Lyme Regis Museum continues centenary celebrations with bursary for Woodroffe School student

Lyme Regis Museum bursary
Woodroffe School student Mackenzie Dewar Gibb receives his prize from David Cox, chairman of the Friends of Lyme Regis Museum, with Friends project co-ordinator Val Doney

AS part of the celebrations for Lyme Regis Museum’s centenary year, the Friends of the Museum set up a bursary for sixth for students from The Woodroffe School.

The bursary was set up to support selected students while they researched and reported a project based on the museum. On completion, residual money, after expenses, would be used to award a prize for the project.

Mackenzie Dewar Gibb took on the challenge. He explored the museum, talked to volunteers and staff, including the curator, and found information and images to produce a video on the history of Lyme Regis.

Mackenzie showed the story of Lyme Regis as a small village of fishermen, farmers and salt producers, which changed when the Cobb was built.

The new harbour allowed goods to be moved in and out of England. This port became the fourth biggest port in the country, and with that Lyme became rich. But it wasn’t to last, cargo ships got bigger and the harbour was too small, and Lyme Regis was poor once again.

A second chance came in the eighteenth century as the well to do of Britain were persuaded that to drink or bathe in sea water improved health, as did walking in the clean air of the seaside.

A wealthy man called Thomas Hollis saw the potential of Lyme Regis and improved it, buying up and knocking down slums before building the Assembly Rooms, essential for fashionable Georgian towns.

He also improved the hotels and built the walk along the seafront. He brought his important London friends to the town and, with that, came money.

Alongside this were the new discoveries of palaeontology, which brought curious visitors and scientists. Lyme Regis lived again, as a pleasant town and a holiday destination.

Mackenzie’s video goes on to show why Lyme is still, in 2022, a desirable place to live or spend your holidays.
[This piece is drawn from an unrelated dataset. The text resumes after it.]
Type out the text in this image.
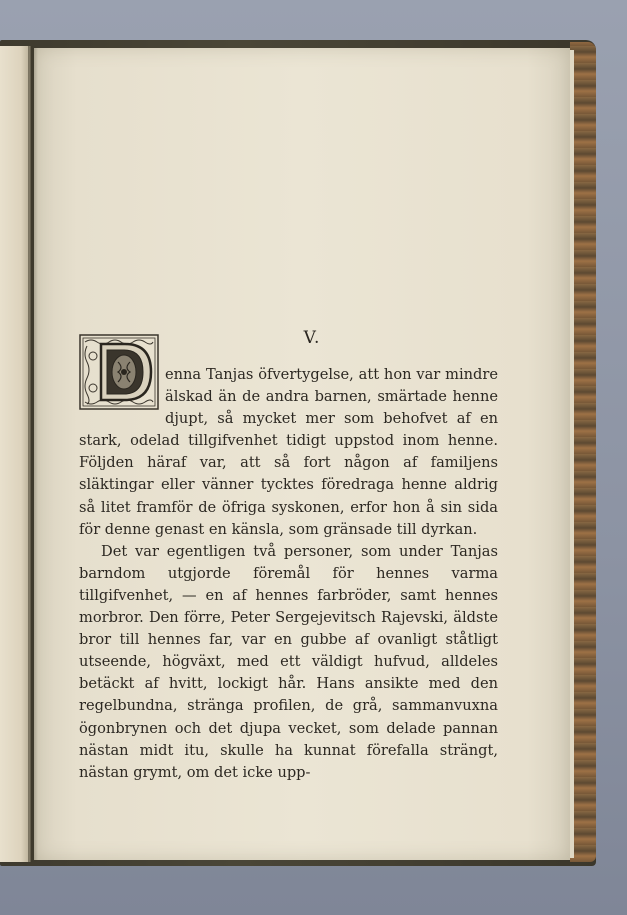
V.

enna Tanjas öfvertygelse, att hon var mindre älskad än de andra barnen, smärtade henne djupt, så mycket mer som behofvet af en stark, odelad tillgifvenhet tidigt uppstod inom henne. Följden häraf var, att så fort någon af familjens släktingar eller vänner tycktes föredraga henne aldrig så litet framför de öfriga syskonen, erfor hon å sin sida för denne genast en känsla, som gränsade till dyrkan.

Det var egentligen två personer, som under Tanjas barndom utgjorde föremål för hennes varma tillgifvenhet, — en af hennes farbröder, samt hennes morbror. Den förre, Peter Sergejevitsch Rajevski, äldste bror till hennes far, var en gubbe af ovanligt ståtligt utseende, högväxt, med ett väldigt hufvud, alldeles betäckt af hvitt, lockigt hår. Hans ansikte med den regelbundna, stränga profilen, de grå, sammanvuxna ögonbrynen och det djupa vecket, som delade pannan nästan midt itu, skulle ha kunnat förefalla strängt, nästan grymt, om det icke upp-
This 15 minute video will shortly be available for viewing on the Lyme Regis Museum website.

The Friends of the Museum is a trust set up to support the museum. Some of the  members work as volunteers with visitors, curate the exhibits, or research into local history.

The Friends have paid for improvements in the building, supported the learning facilitator and have been involved in the restoration of the Mary Anning portrait lent to the museum by the Geology Society which can be seen, during the summer months of 2022, in the Palaeontology Gallery.